What Is Your Gut Telling You? Exploring the Role of the Microbiome in Gut–Brain Signaling

On 6 June 1822, French Canadian fur trade voyageur Alexis St. Martin was shot accidentally in the stomach at an American Fur Company store on Michigan’s Mackinac Island. The blast left a gaping wound in St. Martin’s abdomen. St. Martin eventually recovered from the gruesome accident, but the wound never closed completely, leaving a small permanent opening in his stomach wall. His surgeon, William Beaumont, began monitoring gastric secretions through this opening in St. Martin’s body. Beaumont, who would later become known as the father of gastric physiology, would attach various types of food to a string and suspend them through the hole. Later he would pull out the string to see what portion of the food had been digested. During these experiments, Beaumont noticed that St. Martin’s mood seemed to affect how quickly he digested food. When St. Martin was irritable, for instance, food broke down more slowly.2 These early observations provided the first clues of crosstalk between the brain and the gut. Researchers later called this bidirectional communication system the gut–brain axis. Over the years, studies have revealed that the brain influences the gastrointestinal (GI) tract through several mechanisms that involve the nervous and immune systems. Only recently have scientists recognized the importance of a third component to the gut–brain axis: the trillions of bacteria, viruses, archaea, and eukaryotes that make up the gut microbiome.

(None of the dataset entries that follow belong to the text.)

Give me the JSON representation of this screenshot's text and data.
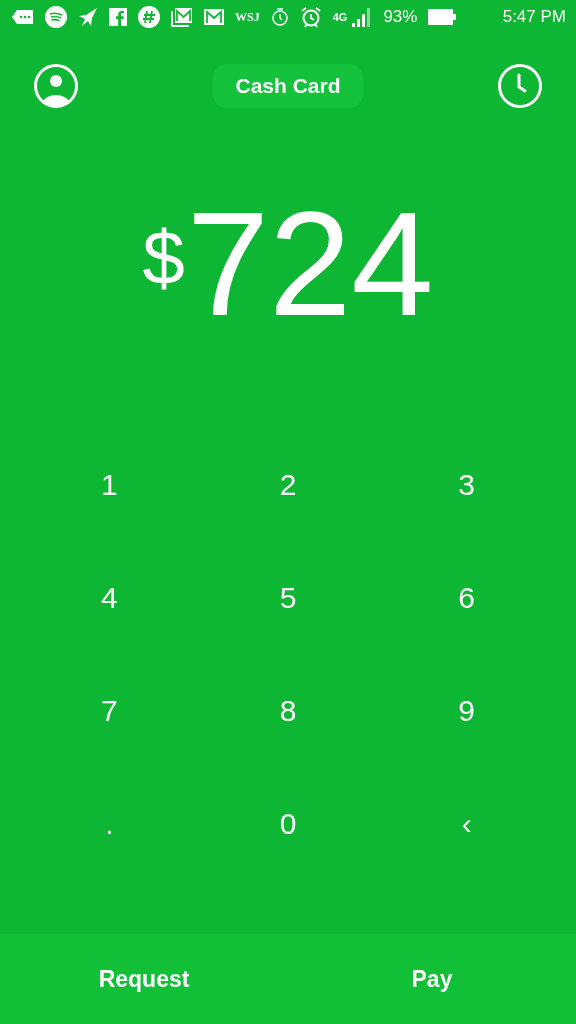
{
  "status_bar": {
    "wsj": "WSJ",
    "network": "4G",
    "battery": "93%",
    "time": "5:47 PM"
  },
  "header": {
    "tab": "Cash Card"
  },
  "amount": {
    "currency": "$",
    "value": "724"
  },
  "keypad": [
    "1",
    "2",
    "3",
    "4",
    "5",
    "6",
    "7",
    "8",
    "9",
    ".",
    "0",
    "‹"
  ],
  "actions": [
    "Request",
    "Pay"
  ]
}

In little more than a decade, researchers have uncovered intriguing associations between gut bacteria and a host of neurological disorders and psychiatric conditions. These include depression, anxiety, autism spectrum disorders (ASDs), and Parkinson’s disease. Most of the early research on the microbiome–gut–brain axis has been conducted in rodents. Germ-free mice—which are born in sterile conditions and free of all microorganisms—are popular for gut flora research because scientists can inoculate the mice with specific microbes and watch what happens. Now, additional researchers are beginning to probe the connection in humans. Outside neuroscience, gut microbiome research in laboratory animals and humans is changing the way some environmental health scientists view the effects of environmental exposures on neurodevelopment and brain chemistry.